Objectives: To evaluate physical function and return to independence of geriatric trauma patients, to compare physical function outcomes of geriatric patients who sustained high-energy trauma with that of those who sustained low-energy trauma, and to identify predictors of physical function outcomes.
Setting: Urban Level I trauma center.
Patients: Study group of 216 patients with high-energy trauma and comparison group of 117 patients with low-energy trauma.
Intervention: Injury mechanism (high- vs. low-energy mechanism).
Main outcome measurement: Patient-Reported Outcomes Measurement Information System Physical Function (PROMIS PF) patient-reported outcome measure, and change in living situation and mobility.

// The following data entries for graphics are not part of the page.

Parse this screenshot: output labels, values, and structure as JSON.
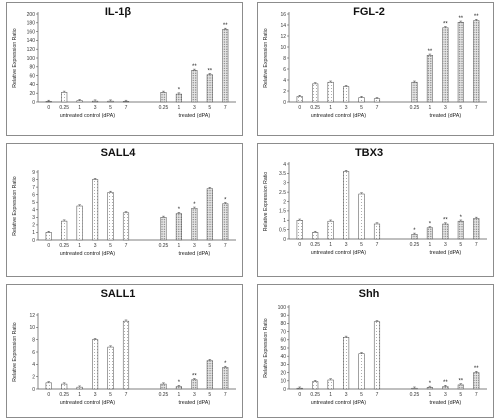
{
  "chart_data": [
    {
      "type": "bar",
      "title": "IL-1β",
      "ylabel": "Relative Expression Ratio",
      "ylim": [
        0,
        200
      ],
      "yticks": [
        0,
        20,
        40,
        60,
        80,
        100,
        120,
        140,
        160,
        180,
        200
      ],
      "groups": [
        {
          "label": "untreated control (dPA)",
          "categories": [
            "0",
            "0.25",
            "1",
            "3",
            "5",
            "7"
          ],
          "values": [
            1,
            22,
            3,
            2,
            2,
            1
          ],
          "marks": [
            "",
            "",
            "",
            "",
            "",
            ""
          ]
        },
        {
          "label": "treated (dPA)",
          "categories": [
            "0.25",
            "1",
            "3",
            "5",
            "7"
          ],
          "values": [
            22,
            18,
            72,
            62,
            165
          ],
          "marks": [
            "",
            "*",
            "**",
            "**",
            "**"
          ]
        }
      ]
    },
    {
      "type": "bar",
      "title": "FGL-2",
      "ylabel": "Relative Expression Ratio",
      "ylim": [
        0,
        16
      ],
      "yticks": [
        0,
        2,
        4,
        6,
        8,
        10,
        12,
        14,
        16
      ],
      "groups": [
        {
          "label": "untreated control (dPA)",
          "categories": [
            "0",
            "0.25",
            "1",
            "3",
            "5",
            "7"
          ],
          "values": [
            1,
            3.3,
            3.6,
            2.8,
            0.8,
            0.6
          ],
          "marks": [
            "",
            "",
            "",
            "",
            "",
            ""
          ]
        },
        {
          "label": "treated (dPA)",
          "categories": [
            "0.25",
            "1",
            "3",
            "5",
            "7"
          ],
          "values": [
            3.6,
            8.5,
            13.5,
            14.5,
            14.8
          ],
          "marks": [
            "",
            "**",
            "**",
            "**",
            "**"
          ]
        }
      ]
    },
    {
      "type": "bar",
      "title": "SALL4",
      "ylabel": "Relative Expression Ratio",
      "ylim": [
        0,
        9
      ],
      "yticks": [
        0,
        1,
        2,
        3,
        4,
        5,
        6,
        7,
        8,
        9
      ],
      "groups": [
        {
          "label": "untreated control (dPA)",
          "categories": [
            "0",
            "0.25",
            "1",
            "3",
            "5",
            "7"
          ],
          "values": [
            1,
            2.5,
            4.5,
            8,
            6.3,
            3.6
          ],
          "marks": [
            "",
            "",
            "",
            "",
            "",
            ""
          ]
        },
        {
          "label": "treated (dPA)",
          "categories": [
            "0.25",
            "1",
            "3",
            "5",
            "7"
          ],
          "values": [
            3,
            3.5,
            4.2,
            6.8,
            4.8
          ],
          "marks": [
            "",
            "*",
            "*",
            "",
            "*"
          ]
        }
      ]
    },
    {
      "type": "bar",
      "title": "TBX3",
      "ylabel": "Relative Expression Ratio",
      "ylim": [
        0,
        4
      ],
      "yticks": [
        0,
        0.5,
        1,
        1.5,
        2,
        2.5,
        3,
        3.5,
        4
      ],
      "groups": [
        {
          "label": "untreated control (dPA)",
          "categories": [
            "0",
            "0.25",
            "1",
            "3",
            "5",
            "7"
          ],
          "values": [
            1,
            0.35,
            0.95,
            3.6,
            2.4,
            0.8
          ],
          "marks": [
            "",
            "",
            "",
            "",
            "",
            ""
          ]
        },
        {
          "label": "treated (dPA)",
          "categories": [
            "0.25",
            "1",
            "3",
            "5",
            "7"
          ],
          "values": [
            0.25,
            0.6,
            0.8,
            0.95,
            1.1
          ],
          "marks": [
            "*",
            "*",
            "**",
            "*",
            ""
          ]
        }
      ]
    },
    {
      "type": "bar",
      "title": "SALL1",
      "ylabel": "Relative Expression Ratio",
      "ylim": [
        0,
        12
      ],
      "yticks": [
        0,
        2,
        4,
        6,
        8,
        10,
        12
      ],
      "groups": [
        {
          "label": "untreated control (dPA)",
          "categories": [
            "0",
            "0.25",
            "1",
            "3",
            "5",
            "7"
          ],
          "values": [
            1,
            0.8,
            0.3,
            8,
            6.8,
            11
          ],
          "marks": [
            "",
            "",
            "",
            "",
            "",
            ""
          ]
        },
        {
          "label": "treated (dPA)",
          "categories": [
            "0.25",
            "1",
            "3",
            "5",
            "7"
          ],
          "values": [
            0.8,
            0.4,
            1.5,
            4.6,
            3.5
          ],
          "marks": [
            "",
            "*",
            "**",
            "",
            "*"
          ]
        }
      ]
    },
    {
      "type": "bar",
      "title": "Shh",
      "ylabel": "Relative Expression Ratio",
      "ylim": [
        0,
        100
      ],
      "yticks": [
        0,
        10,
        20,
        30,
        40,
        50,
        60,
        70,
        80,
        90,
        100
      ],
      "groups": [
        {
          "label": "untreated control (dPA)",
          "categories": [
            "0",
            "0.25",
            "1",
            "3",
            "5",
            "7"
          ],
          "values": [
            1,
            9,
            11,
            63,
            43,
            82
          ],
          "marks": [
            "",
            "",
            "",
            "",
            "",
            ""
          ]
        },
        {
          "label": "treated (dPA)",
          "categories": [
            "0.25",
            "1",
            "3",
            "5",
            "7"
          ],
          "values": [
            1,
            2,
            3,
            5,
            20
          ],
          "marks": [
            "",
            "*",
            "**",
            "**",
            "**"
          ]
        }
      ]
    }
  ]
}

Results: Physical function outcomes and return to independence differed between patients with high-energy and low-energy injuries. High-energy geriatric trauma patients had significantly higher PROMIS PF scores compared with low-energy geriatric trauma patients (PROMIS PF score 42.2 ± 10.4 vs. 24.6 ± 10.4, P < 0.001). High-energy geriatric trauma patients were able to ambulate outdoors without an assistive device in 67% of cases and were living independently 74% of the time in comparison with 28% and 45% of low-energy geriatric trauma patients, respectively (P < 0.001, P < 0.001). Multivariate linear regression analysis demonstrated that low-energy mechanism injury was independently associated with a 13.2 point reduction in PROMIS PF score (P < 0.001).
Conclusions: Geriatric patients greater than 1 year out from sustaining a high-energy traumatic injury seem to be functioning within the expected range for their age, whereas low-energy trauma patients seem to be functioning substantially worse than both age-adjusted norms and their high-energy cohorts.
Level of evidence: Prognostic Level III. See Instructions for Authors for a complete description of levels of evidence.